Tuesday, April 10, 2007

Google Goes After the Data Center

Fascinating read here on the lengths that Goggle is going to make data center operations as efficient as they can be. There's a lot of gems here that I have never seen before, such the fact that running systems at non-peak levels is very inefficient, and it costs around $10 to $22 dollars per watt to build a data center, but only about 80 cents per watt to run it.
And there's also quite a bit of info on low level stuff, like how inefficient single threaded applications are, and how shared memeory models are difficult to keep up. Worth a readie.

Sunday, April 08, 2007

Prisoners Smash Computers

Did you know that inmates in the US are being afforded the opportunity to recycle eWaste? The program has been running since 1994, through an arm of the government-run corporation UNICOR which opened its first eWaste 'business' in Florida. Since then, the company’s electronics recycling program has spread to other federal prisons across the country. In 2005 the company recorded $64.5 million in profits; inmates get paid between 23 cents and 1.15 per hour for their services. Dell got nipped a while ago for supporting the practice; they have since discontinued it.
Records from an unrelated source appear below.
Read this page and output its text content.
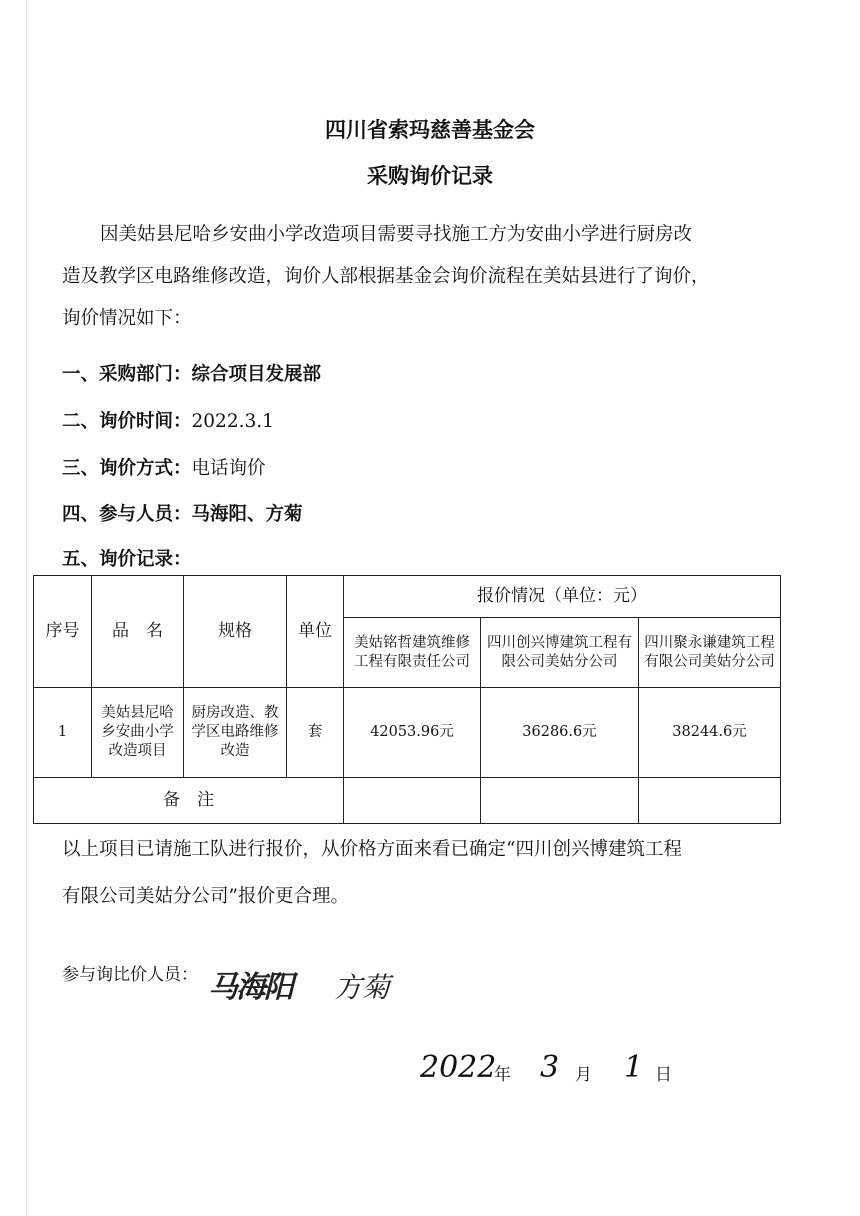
四川省索玛慈善基金会
采购询价记录
因美姑县尼哈乡安曲小学改造项目需要寻找施工方为安曲小学进行厨房改
造及教学区电路维修改造，询价人部根据基金会询价流程在美姑县进行了询价，
询价情况如下：
一、采购部门：综合项目发展部
二、询价时间：2022.3.1
三、询价方式：电话询价
四、参与人员：马海阳、方菊
五、询价记录：
序号	品　名	规格	单位	报价情况（单位：元）		
				美姑铭哲建筑维修工程有限责任公司	四川创兴博建筑工程有限公司美姑分公司	四川聚永谦建筑工程有限公司美姑分公司
1	美姑县尼哈乡安曲小学改造项目	厨房改造、教学区电路维修改造	套	42053.96元	36286.6元	38244.6元
备　注						
以上项目已请施工队进行报价，从价格方面来看已确定“四川创兴博建筑工程
有限公司美姑分公司”报价更合理。
参与询比价人员： 马海阳 方菊
2022
年 3 月 1 日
What do they do? Well, when the program began, the job consisted of raising CRTs over their heads and smashing them down on metal tables to separate the glass from the recyclables. Ultimately inmates might want to reevaluate the risks, which are outlined in a excellent joint report entitled Toxic Sweatshops. In addition, the March 2007 issue of Prison Legal News has picked up on the practice, which suggests, amongst other things, that the program to just there to provide a labor intensive activity to keep inmates quiet. And, as the article reports, inmates are dying from the exposure to the toxic chemicals in the eWaste.


What is most striking is that a baseline has not been established for this type of activity; not in a workplace rulebook, not in a federally mandated guide, but in peoples' minds. Computers are hazardous, they are filled with poisonous chemicals and materials, and need to be treated like poisonous waste. Not like something that can be smashed down on tables by inmates.